Other highlights of the day, which drew more than 600 alumni, friends, faculty, staff, and current and newly admitted students, included:

 

  • An afternoon plenary session, titled Teachers College: The Next Generation, featuring four faculty members doing cutting-edge work. Christopher Emdin, Assistant Professor of Science Education, spoke about the importance of hip-hop as a tool for teaching urban youth about science.  Karen Froud, Associate Professor of Speech & Language Pathology, spoke about the power of neuroscience research to illuminate how people learn. Joey Lee, Assistant Professor of Technology and Education, spoke about “gamification” strategies to teach environmental awareness. And Lisa Miller, Professor of Psychology and Education and Director of Clinical Psychology, spoke about protect psychological power of faith.
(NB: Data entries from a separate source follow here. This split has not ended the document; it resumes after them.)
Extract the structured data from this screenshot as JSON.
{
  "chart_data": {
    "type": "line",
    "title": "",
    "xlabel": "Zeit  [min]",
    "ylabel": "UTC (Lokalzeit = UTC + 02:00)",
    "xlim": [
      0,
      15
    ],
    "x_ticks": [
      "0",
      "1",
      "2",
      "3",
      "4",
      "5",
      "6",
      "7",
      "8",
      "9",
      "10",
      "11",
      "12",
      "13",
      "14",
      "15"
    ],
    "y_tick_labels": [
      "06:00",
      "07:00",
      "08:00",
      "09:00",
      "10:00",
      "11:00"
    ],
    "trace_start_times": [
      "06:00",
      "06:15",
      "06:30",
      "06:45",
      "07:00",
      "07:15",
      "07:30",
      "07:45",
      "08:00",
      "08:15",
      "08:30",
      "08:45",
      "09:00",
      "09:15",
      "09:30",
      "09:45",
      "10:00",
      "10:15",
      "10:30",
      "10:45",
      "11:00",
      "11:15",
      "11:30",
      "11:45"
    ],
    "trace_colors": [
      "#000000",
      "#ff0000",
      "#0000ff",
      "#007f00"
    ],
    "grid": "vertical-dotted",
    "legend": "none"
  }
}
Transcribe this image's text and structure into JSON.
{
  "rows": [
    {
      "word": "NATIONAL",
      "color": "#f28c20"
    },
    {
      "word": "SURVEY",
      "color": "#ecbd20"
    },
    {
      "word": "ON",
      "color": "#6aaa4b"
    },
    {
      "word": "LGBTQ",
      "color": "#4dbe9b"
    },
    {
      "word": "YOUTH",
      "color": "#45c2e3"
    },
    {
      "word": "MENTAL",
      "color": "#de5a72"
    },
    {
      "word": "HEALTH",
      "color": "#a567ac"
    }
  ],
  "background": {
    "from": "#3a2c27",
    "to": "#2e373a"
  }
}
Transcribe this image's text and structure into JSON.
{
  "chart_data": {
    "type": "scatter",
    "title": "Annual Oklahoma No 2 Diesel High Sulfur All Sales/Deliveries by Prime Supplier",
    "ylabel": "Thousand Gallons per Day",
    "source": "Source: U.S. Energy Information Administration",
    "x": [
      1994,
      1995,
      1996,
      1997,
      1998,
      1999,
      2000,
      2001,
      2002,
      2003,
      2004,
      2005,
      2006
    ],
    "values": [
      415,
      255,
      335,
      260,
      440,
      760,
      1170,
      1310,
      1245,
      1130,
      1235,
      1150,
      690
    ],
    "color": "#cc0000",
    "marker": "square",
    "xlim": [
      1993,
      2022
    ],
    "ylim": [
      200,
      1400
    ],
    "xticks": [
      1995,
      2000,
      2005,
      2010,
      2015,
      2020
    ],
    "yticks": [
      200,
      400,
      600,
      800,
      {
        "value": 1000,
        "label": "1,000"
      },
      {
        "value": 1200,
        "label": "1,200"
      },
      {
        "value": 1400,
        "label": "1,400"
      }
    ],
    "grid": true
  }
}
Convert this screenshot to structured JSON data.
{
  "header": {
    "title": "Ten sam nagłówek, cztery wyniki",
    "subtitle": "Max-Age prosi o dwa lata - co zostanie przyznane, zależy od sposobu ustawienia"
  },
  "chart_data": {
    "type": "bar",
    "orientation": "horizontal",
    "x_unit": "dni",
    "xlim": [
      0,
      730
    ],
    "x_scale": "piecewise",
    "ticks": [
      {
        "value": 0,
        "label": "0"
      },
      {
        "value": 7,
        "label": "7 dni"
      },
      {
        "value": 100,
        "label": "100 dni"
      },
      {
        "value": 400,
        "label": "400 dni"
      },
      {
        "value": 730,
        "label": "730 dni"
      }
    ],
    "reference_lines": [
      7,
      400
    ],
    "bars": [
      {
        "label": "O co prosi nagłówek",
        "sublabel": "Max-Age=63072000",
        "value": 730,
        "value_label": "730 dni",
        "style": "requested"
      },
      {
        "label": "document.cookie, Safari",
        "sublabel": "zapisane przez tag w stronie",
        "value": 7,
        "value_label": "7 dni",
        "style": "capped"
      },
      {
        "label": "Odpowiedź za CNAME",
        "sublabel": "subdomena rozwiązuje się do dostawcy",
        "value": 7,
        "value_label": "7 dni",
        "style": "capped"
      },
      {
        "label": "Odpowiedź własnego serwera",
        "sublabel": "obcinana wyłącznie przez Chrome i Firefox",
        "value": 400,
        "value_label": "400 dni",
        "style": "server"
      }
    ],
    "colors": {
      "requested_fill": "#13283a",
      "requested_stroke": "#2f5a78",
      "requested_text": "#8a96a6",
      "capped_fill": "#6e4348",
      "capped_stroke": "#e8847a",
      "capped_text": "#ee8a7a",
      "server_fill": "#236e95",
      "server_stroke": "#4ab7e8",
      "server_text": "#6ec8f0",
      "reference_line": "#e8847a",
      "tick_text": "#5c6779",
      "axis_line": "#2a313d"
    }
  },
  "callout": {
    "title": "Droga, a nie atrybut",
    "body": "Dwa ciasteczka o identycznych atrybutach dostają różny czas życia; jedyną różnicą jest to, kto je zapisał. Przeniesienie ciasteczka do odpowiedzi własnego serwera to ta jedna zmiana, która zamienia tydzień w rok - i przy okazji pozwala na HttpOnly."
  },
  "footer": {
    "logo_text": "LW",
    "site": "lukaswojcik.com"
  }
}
  • A full slate of morning and afternoon panel discussions that, in addition to the sessions mentioned above, included a talk by alumna Dr. Ruth Westheimer, the sex therapist and media personality, about her escape as a child from Nazi Germany and her subsequent early years in Switzerland and Israel; a conversation with alumnae Alice Wilder and Angela Santomero, the creators of the hit children’s television show “Blue’s Clues”; and a class on watercolor painting.

    [Editor’s note: Our coverage includes write-ups and videos of only some of the sessions at Academic Festival. More will be posted soon.]


  • Posthumous presentation of an Early Career Award to the science educator Sreyashi Jhumki Basu, (Ph.D. ’06), who died of breast cancer in 2008 at the age of 31. Basu’s parents accepted the award on her behalf.

  • Presentation of the College’s other Distinguished Alumni and Early Career Awards to a diverse cast that included Jody Gottfried Arnhold, the founder of Dance Education Lab at New York City’s 92nd Street Y; Susan Jay Spungin,’75,  President, Blind Biz (and retired Vice President for the American Foundation for the Blind); and Bobby Susser,’87,  renowned children’s songwriter, performer and record producer.

 

It was, as one audience member was overheard to say, “pretty amazing that all of this could go on at one college.” Lawrence Cremin wouldn’t have had it any other way.